Glenn Reynolds links to the picture below, and states that "Many, many readers have emailed this chart from the Iowa Electronic Markets showing Bush pulling ahead since the convention. I don't know how much these are worth, either."

Maybe not much, but research over a good many elections and election cycles shows that the IEM and other betting markets provide estimates of the probability of winning an election that are tough to beat. Much better than the polls, at any rate.*

These prices are from the "winner take all market." Specificaly, they are the cost of purchasing a contingent claim yielding $1 should that party win the presidential election. Assuming the market is efficient and that 3rd parties have a zero probability of winning, the prices should (i) sum to $1, and (ii) each price represents each candidate's probability of winning.

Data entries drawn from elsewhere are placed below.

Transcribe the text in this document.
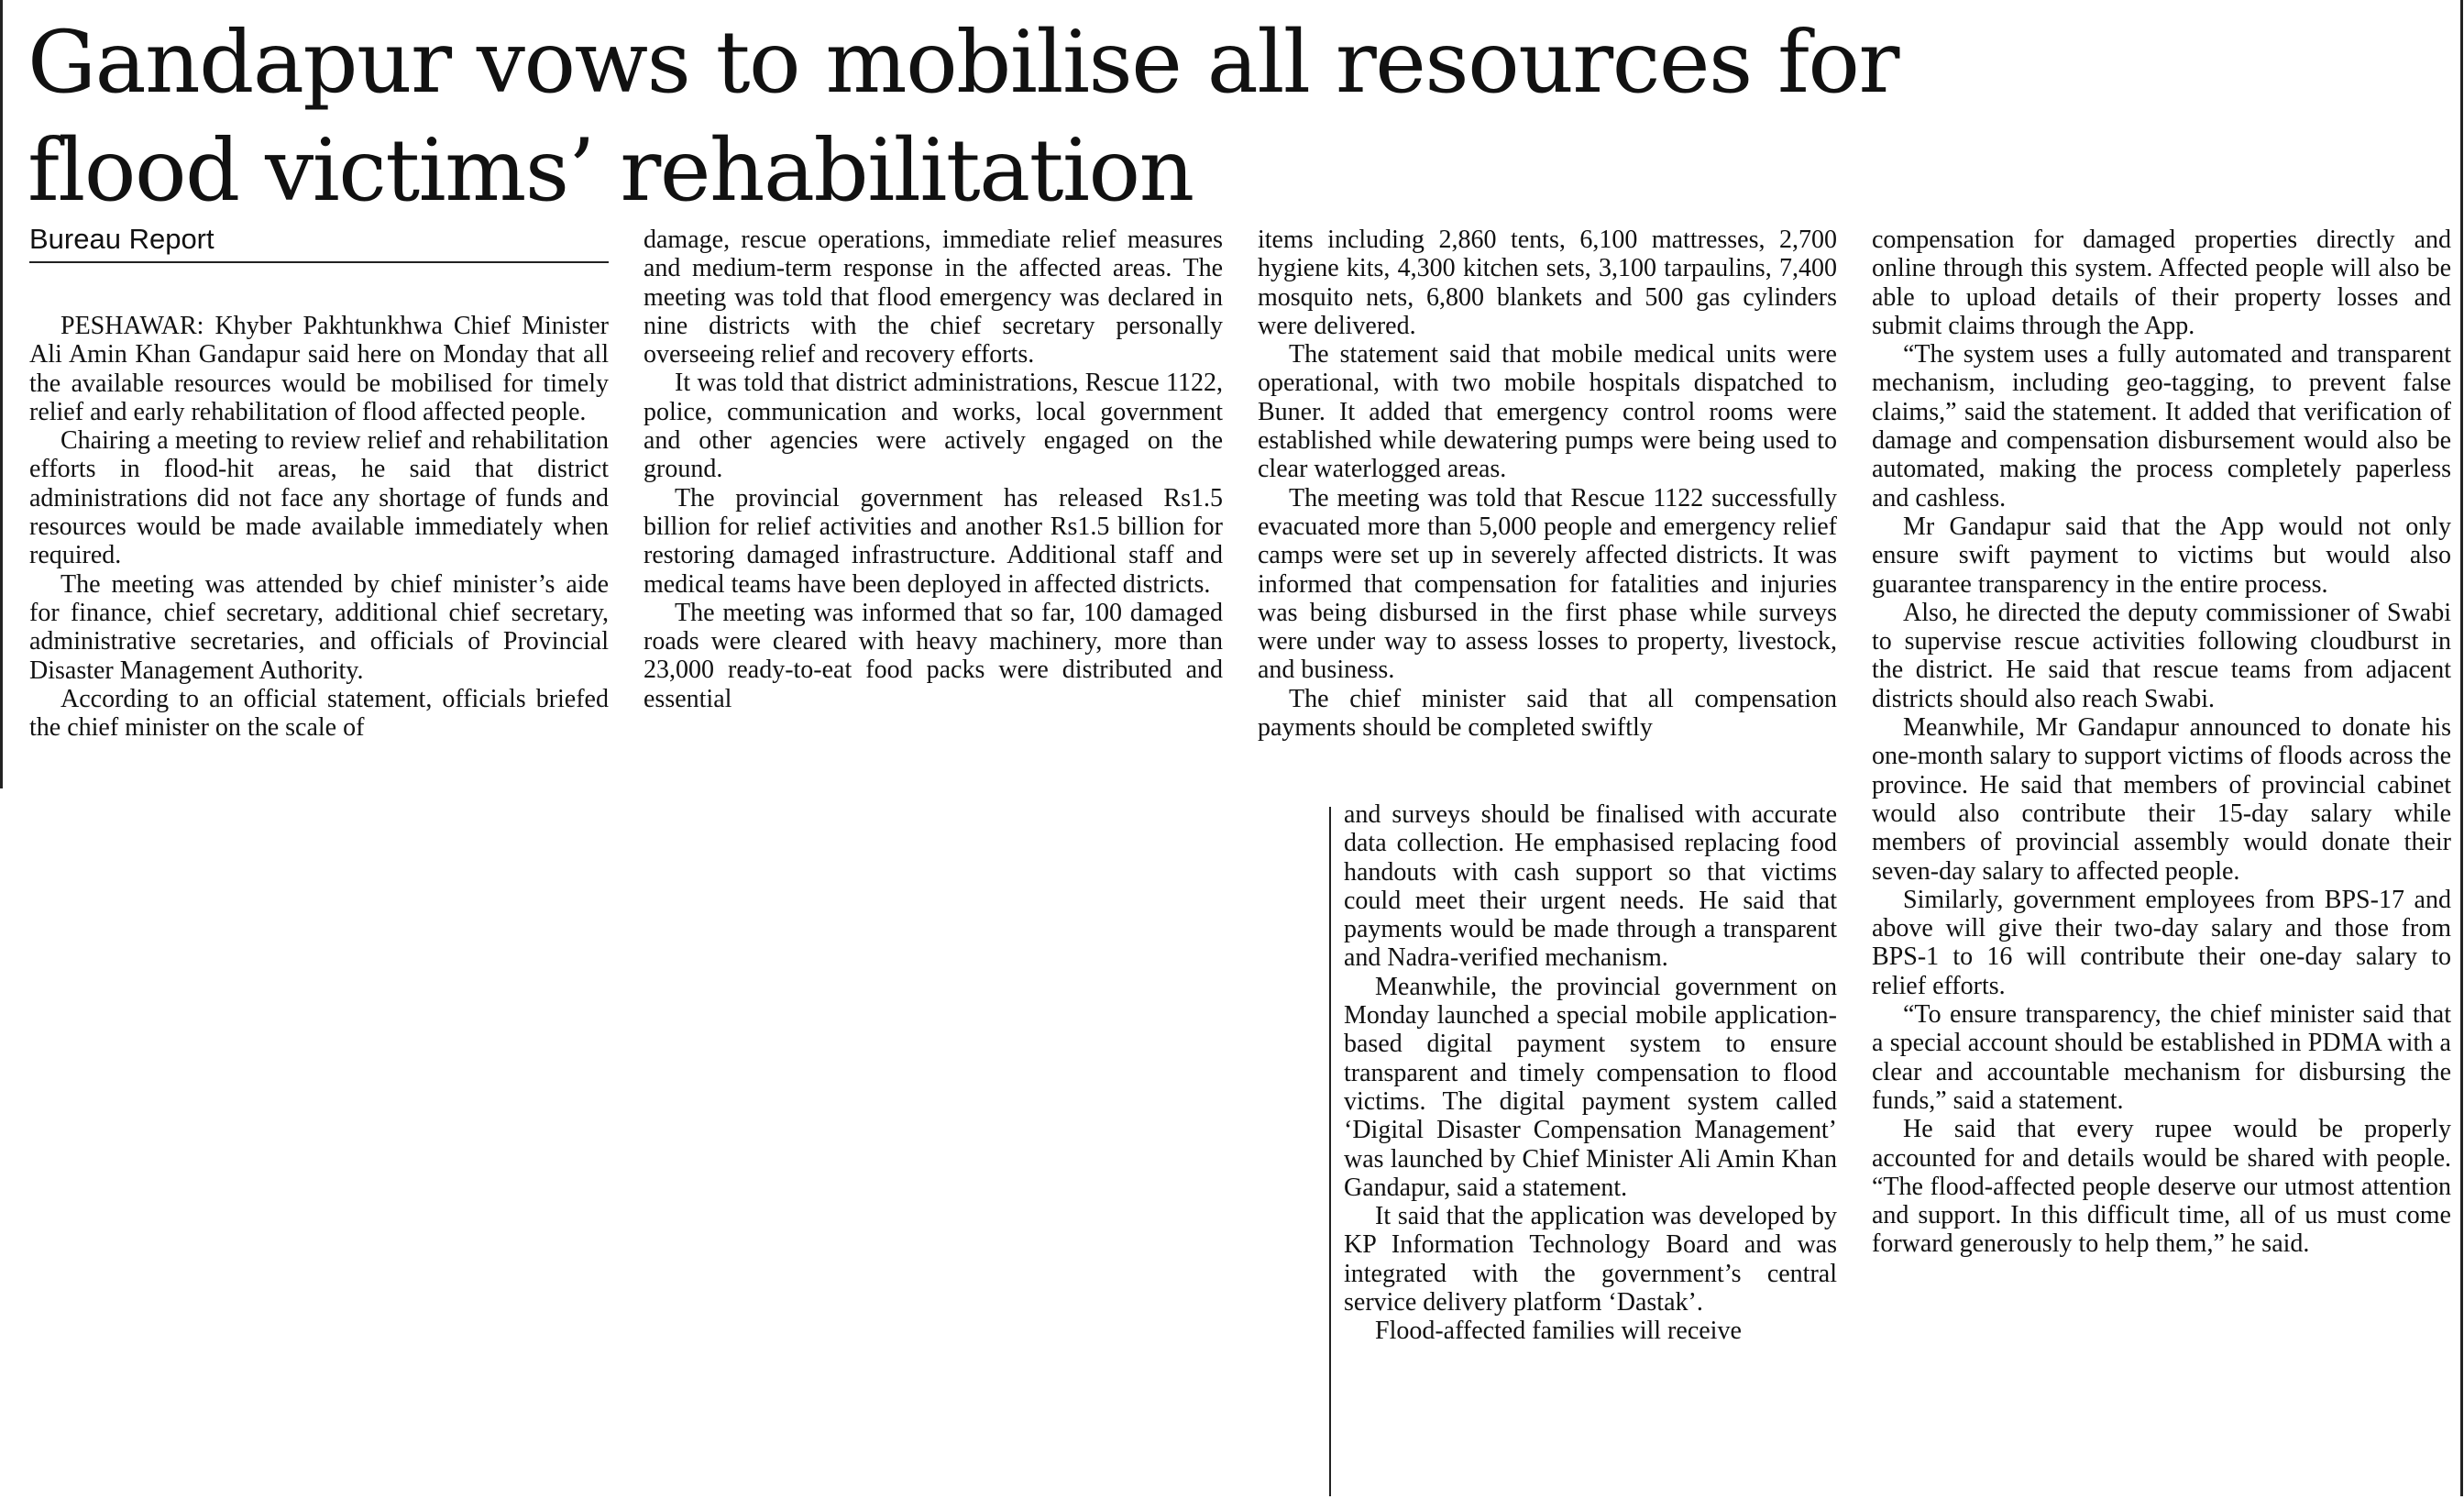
Gandapur vows to mobilise all resources for
flood victims’ rehabilitation

Bureau Report

PESHAWAR: Khyber Pakhtunkhwa Chief Minister Ali Amin Khan Gandapur said here on Monday that all the available resources would be mobilised for timely relief and early rehabilitation of flood affected people.

Chairing a meeting to review relief and rehabilitation efforts in flood-hit areas, he said that district administrations did not face any shortage of funds and resources would be made available immediately when required.

The meeting was attended by chief minister’s aide for finance, chief secretary, additional chief secretary, administrative secretaries, and officials of Provincial Disaster Management Authority.

According to an official statement, officials briefed the chief minister on the scale of

damage, rescue operations, immediate relief measures and medium-term response in the affected areas. The meeting was told that flood emergency was declared in nine districts with the chief secretary personally overseeing relief and recovery efforts.

It was told that district administrations, Rescue 1122, police, communication and works, local government and other agencies were actively engaged on the ground.

The provincial government has released Rs1.5 billion for relief activities and another Rs1.5 billion for restoring damaged infrastructure. Additional staff and medical teams have been deployed in affected districts.

The meeting was informed that so far, 100 damaged roads were cleared with heavy machinery, more than 23,000 ready-to-eat food packs were distributed and essential

items including 2,860 tents, 6,100 mattresses, 2,700 hygiene kits, 4,300 kitchen sets, 3,100 tarpaulins, 7,400 mosquito nets, 6,800 blankets and 500 gas cylinders were delivered.

The statement said that mobile medical units were operational, with two mobile hospitals dispatched to Buner. It added that emergency control rooms were established while dewatering pumps were being used to clear waterlogged areas.

The meeting was told that Rescue 1122 successfully evacuated more than 5,000 people and emergency relief camps were set up in severely affected districts. It was informed that compensation for fatalities and injuries was being disbursed in the first phase while surveys were under way to assess losses to property, livestock, and business.

The chief minister said that all compensation payments should be completed swiftly

and surveys should be finalised with accurate data collection. He emphasised replacing food handouts with cash support so that victims could meet their urgent needs. He said that payments would be made through a transparent and Nadra-verified mechanism.

Meanwhile, the provincial government on Monday launched a special mobile application-based digital payment system to ensure transparent and timely compensation to flood victims. The digital payment system called ‘Digital Disaster Compensation Management’ was launched by Chief Minister Ali Amin Khan Gandapur, said a statement.

It said that the application was developed by KP Information Technology Board and was integrated with the government’s central service delivery platform ‘Dastak’.

Flood-affected families will receive

compensation for damaged properties directly and online through this system. Affected people will also be able to upload details of their property losses and submit claims through the App.

“The system uses a fully automated and transparent mechanism, including geo-tagging, to prevent false claims,” said the statement. It added that verification of damage and compensation disbursement would also be automated, making the process completely paperless and cashless.

Mr Gandapur said that the App would not only ensure swift payment to victims but would also guarantee transparency in the entire process.

Also, he directed the deputy commissioner of Swabi to supervise rescue activities following cloudburst in the district. He said that rescue teams from adjacent districts should also reach Swabi.

Meanwhile, Mr Gandapur announced to donate his one-month salary to support victims of floods across the province. He said that members of provincial cabinet would also contribute their 15-day salary while members of provincial assembly would donate their seven-day salary to affected people.

Similarly, government employees from BPS-17 and above will give their two-day salary and those from BPS-1 to 16 will contribute their one-day salary to relief efforts.

“To ensure transparency, the chief minister said that a special account should be established in PDMA with a clear and accountable mechanism for disbursing the funds,” said a statement.

He said that every rupee would be properly accounted for and details would be shared with people. “The flood-affected people deserve our utmost attention and support. In this difficult time, all of us must come forward generously to help them,” he said.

The latest crossing of the lines implies that Bush has taken a slim lead over Kerry in the race. If one attributes this move to events in Boston last week (and not some other factor), this suggests that participants in the IEM viewed the Democratic convention as disappointing, i.e. worse than expected. It is worth noting that in years past, polls would surge in favor of the party holding the convention, while IEM prices would hold steady. Over time, the temporary boost in the polls would reverse to normal. That both the polls and the IEM reacted negatively to the events in Boston is not good news for Kerry, but not damning either. At current prices, the Iowa market still rates the election as a toss-up.

*Footnote: the IEM, run by economists and others at the University of Iowa, has been a useful laboratory for studying how markets assess the likelihood of future events for many years.